La police enquête sur la mort de étudiant Roman décédé le 6 décembre dernier à l'âge de 12 ans.
Dès les premières reconstructions, rapportées par diverses sources, le jeune homme se serait laissé tomber dans le vide depuis la fenêtre de sa maison, située au dixième étage d'un immeuble du quartier Collatino de Rome.
D'après les rumeurs de ces dernières heures, dont celles que l'on lit ci-dessus Le Messager, le parquet a ouvert une procédure pour incitation au suicide.
Hypothèse d'incitation au suicide
L'incident s'est produit en fin d'après-midi vendredi 6 Décembre: malgré l'aide – il a été transporté d'urgence à l'hôpital Bambin Gesù – le jeune homme n'a pas survécu.
Le jeune de 12 ans était chez luiavec la baby-sitter et le père qui travaillait à distance.
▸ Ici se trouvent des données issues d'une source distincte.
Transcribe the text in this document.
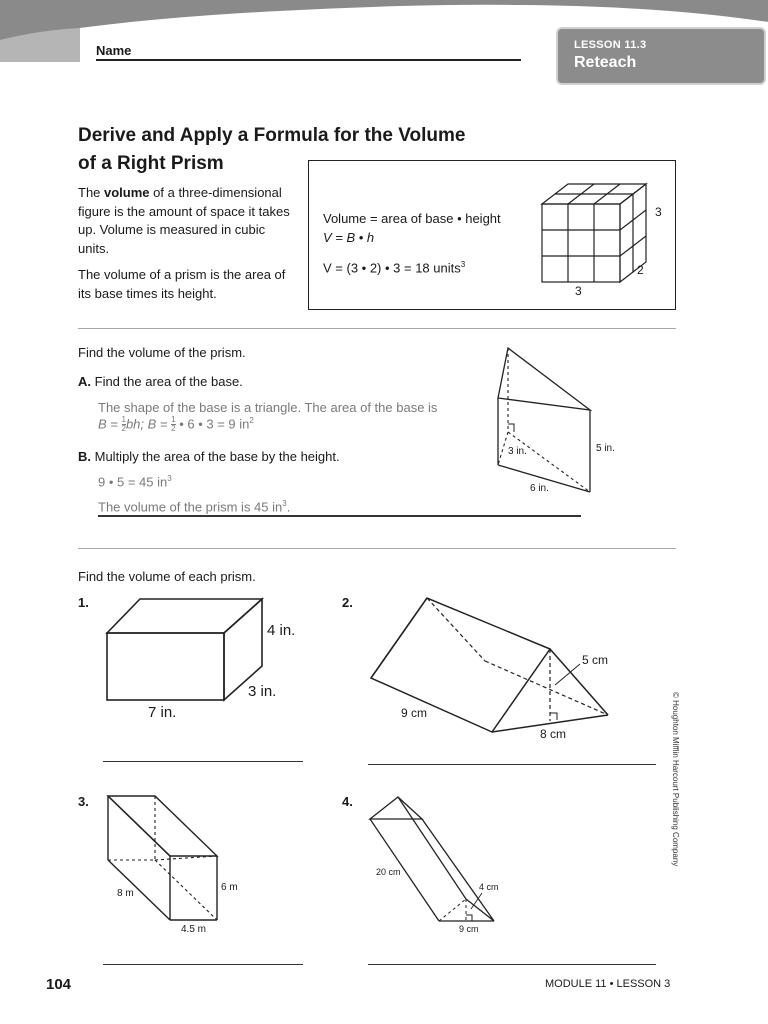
Name	LESSON 11.3
Reteach
Derive and Apply a Formula for the Volume
of a Right Prism

The volume of a three-dimensional figure is the amount of space it takes up. Volume is measured in cubic units.

The volume of a prism is the area of its base times its height.

Volume = area of base • height
V = B • h
V = (3 • 2) • 3 = 18 units$^3$
3
2
3
Find the volume of the prism.
A. Find the area of the base.
The shape of the base is a triangle. The area of the base is
$B = \frac{1}{2}$ bh; $B = \frac{1}{2}$ • 6 • 3 = 9 $in^2$
B. Multiply the area of the base by the height.
9 • 5 = 45 $in^3$
The volume of the prism is 45 $in^3$.
3 in.
6 in.
5 in.
Find the volume of each prism.
1.
4 in.
3 in.
7 in.
2.
5 cm
9 cm
8 cm
3.
6 m
8 m
4.5 m
4.
20 cm
4 cm
9 cm
© Houghton Mifflin Harcourt Publishing Company
104	MODULE 11 • LESSON 3
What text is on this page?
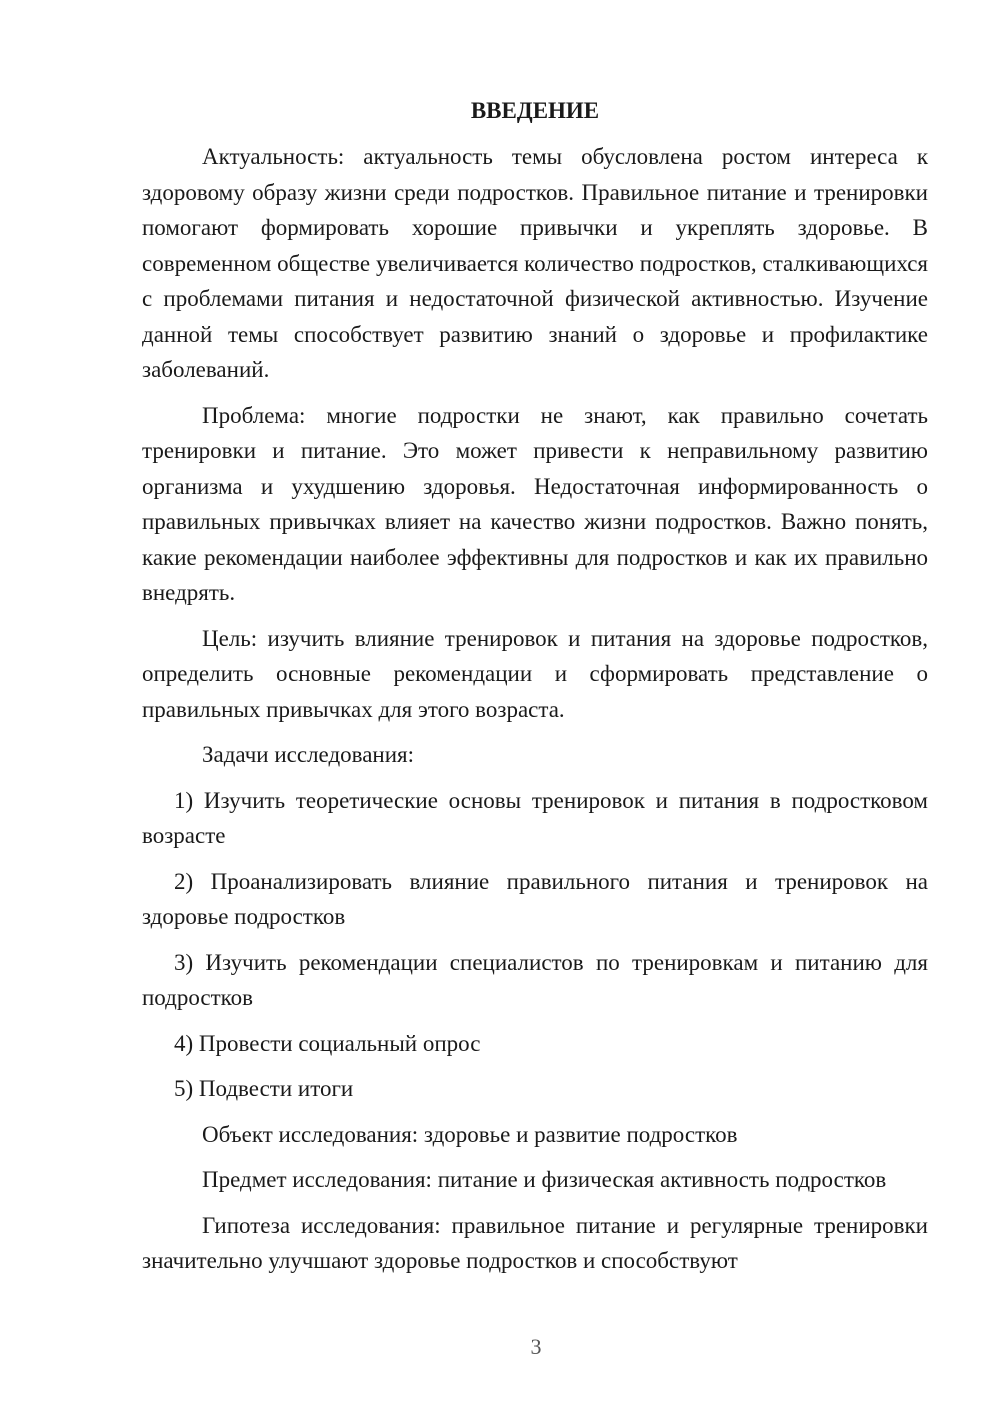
ВВЕДЕНИЕ

Актуальность: актуальность темы обусловлена ростом интереса к здоровому образу жизни среди подростков. Правильное питание и тренировки помогают формировать хорошие привычки и укреплять здоровье. В современном обществе увеличивается количество подростков, сталкивающихся с проблемами питания и недостаточной физической активностью. Изучение данной темы способствует развитию знаний о здоровье и профилактике заболеваний.

Проблема: многие подростки не знают, как правильно сочетать тренировки и питание. Это может привести к неправильному развитию организма и ухудшению здоровья. Недостаточная информированность о правильных привычках влияет на качество жизни подростков. Важно понять, какие рекомендации наиболее эффективны для подростков и как их правильно внедрять.

Цель: изучить влияние тренировок и питания на здоровье подростков, определить основные рекомендации и сформировать представление о правильных привычках для этого возраста.

Задачи исследования:

1) Изучить теоретические основы тренировок и питания в подростковом возрасте

2) Проанализировать влияние правильного питания и тренировок на здоровье подростков

3) Изучить рекомендации специалистов по тренировкам и питанию для подростков

4) Провести социальный опрос

5) Подвести итоги

Объект исследования: здоровье и развитие подростков

Предмет исследования: питание и физическая активность подростков

Гипотеза исследования: правильное питание и регулярные тренировки значительно улучшают здоровье подростков и способствуют

3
Il semble qu'il s'agisse d'un geste volontaire, contrairement à ce qui a été rapporté dans les heures qui ont suivi le drame.
Pour le moment, les raisons ne sont pas claires, mais les enquêteurs n'excluent aucune hypothèse, comme celle d'un gronder à l'écoleles craintes d'une mauvaise note inattendue et sans oublier les phénomènes de harcèlement.
Les hypothèses examinées par les enquêteurs
Toujours Le Messager, puis rapportez les paroles d'un camarade de classe du jeune homme, toujours très bouleversé : « Je ne veux pas dire de mauvaises choses, mais peut-être qu'il avait apporté à l'école quelque chose qu'il n'était pas censé apporter et cela a été découvert. Je ne sais pas, peut-être qu'il était agité. »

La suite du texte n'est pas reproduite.